Giuseppe Silvestri è il Rettore dell'Università di Palermo. Nato a Bolzano il 3 giugno 1941, si è laureato in chimica nel 1964 e da allora ha iniziato la sua collaborazione scientifica con la facoltà di Ingegneria di Palermo. In un proficuo incontro il Rettore Silvestri ci ha illustrato il suo punto di vista - derivato dalla quotidiana esperienza personale - sulla ricerca di base e lo stato delle università italiane.
Vorrei che ci aiutasse a chiarire un piccolo equivoco mediatico: la ricerca di base viene sovente presentata, dall'informazione generalista, come "alternativa" o "antitetica" rispetto alla ricerca applicata. Secondo lei, dove nasce questa contrapposizione?
La contrapposizione, del tutto artificiale, nasce da una pericolosa tendenza a proporre come "utile" il risultato scientifico immediatamente trasferibile ad ambiti applicativi, e come inutile quello la cui applicazione non è immediatamente visibile. La focalizzazione sul primo ambito, agevolata da politiche comunitarie che in passato (e in parte ancora adesso) vanno in cerca dei risultati immediatamente applicabili ha portato a parlare di "scienza applicata" come se fosse qualcosa di diverso rispetto alla seconda.
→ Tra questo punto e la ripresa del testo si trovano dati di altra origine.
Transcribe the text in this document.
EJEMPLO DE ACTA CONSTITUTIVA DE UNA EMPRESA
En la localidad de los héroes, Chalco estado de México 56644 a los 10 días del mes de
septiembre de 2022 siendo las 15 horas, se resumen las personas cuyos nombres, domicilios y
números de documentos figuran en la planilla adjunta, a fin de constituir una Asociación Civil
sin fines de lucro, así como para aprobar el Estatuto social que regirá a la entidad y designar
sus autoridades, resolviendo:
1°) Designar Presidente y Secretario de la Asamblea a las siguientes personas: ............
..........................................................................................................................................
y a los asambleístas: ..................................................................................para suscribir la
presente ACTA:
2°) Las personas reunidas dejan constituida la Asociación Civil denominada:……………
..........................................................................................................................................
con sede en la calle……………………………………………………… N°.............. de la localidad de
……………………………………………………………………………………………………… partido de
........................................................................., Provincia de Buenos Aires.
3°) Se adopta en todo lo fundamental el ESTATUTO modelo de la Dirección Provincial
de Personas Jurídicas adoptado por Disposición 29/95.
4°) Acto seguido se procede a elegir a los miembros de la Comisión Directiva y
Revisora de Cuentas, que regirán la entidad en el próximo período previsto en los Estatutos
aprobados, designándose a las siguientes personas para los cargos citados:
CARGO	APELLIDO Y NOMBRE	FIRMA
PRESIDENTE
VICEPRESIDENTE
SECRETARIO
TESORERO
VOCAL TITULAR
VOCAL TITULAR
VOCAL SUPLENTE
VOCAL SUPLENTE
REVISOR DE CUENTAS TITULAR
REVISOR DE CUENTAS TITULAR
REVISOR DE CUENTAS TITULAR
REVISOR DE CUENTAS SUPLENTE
Il valore e il significato di un lavoro di ricerca che non abbia come fine applicazioni immediate, sono ben compresi dalla collettività e da chi questa collettività è deputato ad amministrare?
Alla luce di quello che dicevo prima, direi di no. Si tratta di un limite culturale grave di cui il nostro Paese in primo luogo, e l'Europa più in generale, rischiano di pagare le conseguenze a lungo termine. Purtroppo la notizia scientifica che potremmo definire di base, quella che resta per anni, e potrebbe restare per sempre, nell'ambito delle riviste specializzate, non premia sul piano dell'immagine, e non conferisce lustro ai finanziatori.
Giudica l'investimento in ricerca di base un punto di importanza strategica per un paese altamente industrializzato?
Sono fermamente convinto della necessità che la ricerca di base faccia parte della strategia della ricerca di ogni collettività che desidera mantenere alta la sua capacità di presa nell'ambito dello sviluppo tecnologico mondiale. La ricerca di base alimenta continuamente il sapere tecnologico, ben al di là dei ritorni immediati sul piano applicativo. Non dobbiamo dimenticare che l'approfondimento tecnologico riguarda qualcosa che fa già parte del nostro patrimonio di conoscenze e che può solo essere migliorata, mentre la ricerca sul nuovo può continuamente aprire nuovi orizzonti e fornire approcci completamente diversi anche alla soluzione di problemi noti.
Può farci esempi di paesi che negli ultimi 10-20 anni hanno fatto scelte forti su questo fronte, sia nella direzione di investire molto che di tagliare gli investimenti? Che risultati hanno colto?
Paesi come il Giappone e gli Stati Uniti, sia pure con approcci differenti, hanno mantenuta viva una importante tradizione di studi di base. L'Europa, e in ambito europeo l'Italia in particolare, non ha brillato per i suoi investimenti nella ricerca fondamentale.
Che ripercussioni stanno subendo le Università per la scarsità dei fondi loro destinati?
Il maggiore danno cui stiamo assistendo riguarda lo spostamento verso laboratori esteri, meglio attrezzati e con maggiori fondi a disposizione, dei migliori tra i nostri ricercatori. È un impoverimento che rischia di penalizzare per una generazione i nostri centri di ricerca, e di regalare all'estero tutti i nostri investimenti fatti su questi giovani.
Si stanno verificando anche danni permanenti o difficilmente recuperabili?
Nulla è irreversibile, quando si parla di risorse umane, purché si pongano in essere le misure necessarie a realizzare una inversione di tendenza. Se però sul futuro delle nostre Università dovesse gravare l'ipotesi, che sconsideratamente si sente talvolta, di selezionare poche università privilegiate nelle quali fare sia didattica che ricerca, e di declassare la maggioranza delle altre al rango di teaching universities, il danno alla capillare struttura attualmente esistente, e malgrado tutto vitale, di ricerca di base del Paese sarebbe irrimediabilmente distrutta.
Come si colloca l'Università di Palermo in questo quadro?
A Palermo, nella nostra Università, sono riscontrabili numerosi laboratori di ricerca sia applicata che di base. Inutile dire che le strutture di ricerca non ricevono dall'Ateneo finanziamenti adeguati alle loro necessità.
Se si riesce a mantenere un livello internazionale degli standard di ricerca, ciò è essenzialmente dovuto ai finanziamenti europei, tramite molti dei programmi che la Comunità europea lancia ogni anno. Purtroppo, come accennavo all'inizio, con maggiore attenzione alla ricerca applicata che a quella di base.